I think the content should be difficult, but not so difficult that it kills build variety. There will always be a "Meta", I know that will never change... but content should be doable as long as you have: any good tank setup with a player that knows what they are donig, any good healer that knows what they are doing, any good [insert role here] working together well.
Some examples:
Guild Wars 1 Underworld Elite Dungeon: This dungeon was in from the very beginning. Yes there was an added boss later, but for the most part, didn't really change. 3 expansions later, a tank build for assassin (a class that didn't even exist in the beginning) came out. Since that, everyone deemed it impossible to clear the dungeon without this one thing acting as tank, and would wait HOURS to find one... the dungeon could have been cleared already by the time we found it. Yes, that tank is better than others, but others can still work.
This is an example of how people ruined it. Other things were viable, but people are not flexible with the Meta.
Guild Wars 2 raids in general: This content was hard, it really required near perfection with little room for error from even 1 of the 10 party members. There was a time limit, so DPS had to really be on point all the time, mechanics, everything. It took practice and skill. At first, there was poor balance between new classes and there was only one real option for healers. You must be a druid.

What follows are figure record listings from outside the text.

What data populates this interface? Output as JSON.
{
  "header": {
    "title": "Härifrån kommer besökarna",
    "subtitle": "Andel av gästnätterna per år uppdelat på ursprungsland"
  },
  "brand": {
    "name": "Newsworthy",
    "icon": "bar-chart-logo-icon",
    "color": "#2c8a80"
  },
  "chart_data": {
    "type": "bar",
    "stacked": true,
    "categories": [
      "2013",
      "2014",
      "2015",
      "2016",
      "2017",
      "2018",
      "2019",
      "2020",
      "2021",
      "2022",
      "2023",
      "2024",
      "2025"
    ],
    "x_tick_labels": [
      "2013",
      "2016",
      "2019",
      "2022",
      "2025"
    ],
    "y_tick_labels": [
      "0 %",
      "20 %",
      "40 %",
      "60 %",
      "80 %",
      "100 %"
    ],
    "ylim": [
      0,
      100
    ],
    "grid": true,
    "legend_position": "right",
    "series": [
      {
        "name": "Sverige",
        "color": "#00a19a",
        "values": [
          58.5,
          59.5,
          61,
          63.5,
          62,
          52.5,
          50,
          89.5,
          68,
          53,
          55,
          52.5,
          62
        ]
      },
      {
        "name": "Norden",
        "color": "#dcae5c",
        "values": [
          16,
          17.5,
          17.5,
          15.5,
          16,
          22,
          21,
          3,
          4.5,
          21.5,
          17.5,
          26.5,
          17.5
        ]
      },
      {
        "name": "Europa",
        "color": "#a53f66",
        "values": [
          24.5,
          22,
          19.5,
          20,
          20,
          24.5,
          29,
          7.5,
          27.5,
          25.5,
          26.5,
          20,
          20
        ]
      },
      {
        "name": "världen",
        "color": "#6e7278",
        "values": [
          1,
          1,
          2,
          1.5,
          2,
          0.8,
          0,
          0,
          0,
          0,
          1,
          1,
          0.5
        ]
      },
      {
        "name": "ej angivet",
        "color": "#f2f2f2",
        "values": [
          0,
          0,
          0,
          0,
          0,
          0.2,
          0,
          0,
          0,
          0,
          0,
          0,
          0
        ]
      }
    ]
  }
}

Yes, there was 1 maybe 2 other classes that could be a healer, but they couldn't provide anywhere near the same party-wide utility.
Example of poor balance ruin raids. Any skilled healer should be enough.
Now, I'd say there's a bit more balance, and for most raids you can just look for a "good" healer. Now the problem is the gear grind. As someone with a life, I can't spend 5 hours a day grinding the same boring map to get materials to craft the highest tier of gear. Even if I did have that time, it would still take me two months to make one set of gear. To get into a raid group, most of the time you need to be able to fill at least 2 or 3 roles. You can kind of get away with it if you only have 1 set, but you have to get lucky that a group is looking for that one specific role. After not playing for years, it's been stupid hard getting into raids.
Example of gear requirements that ruin raids. If I have to grind (something that is generally not super fun) like it's my full-time job just to meet minimum requirements to do fun things, something is wrong. The grind is part of every game... but it shouldn't be your life just to do a raid.
I'm not sure if these problems were unique to Guild Wars or not. I know they didn't really have as strong of a traditional raid system. I've never experienced larger scale content (the highest party limit for GW2 raids is 10 people)... so maybe it's not as much a problem in other games.
And as far as a skill check before going into dungeoun that is easy too just have people do gate keeper content to unlock dungeouns. So if there is a fairly difficult open world or instanced dungeound then just have them do a content that checks their skill and gear to unlock more difficult content making dungeouns progressive.
Really no need for gate keeper boss in my opinion.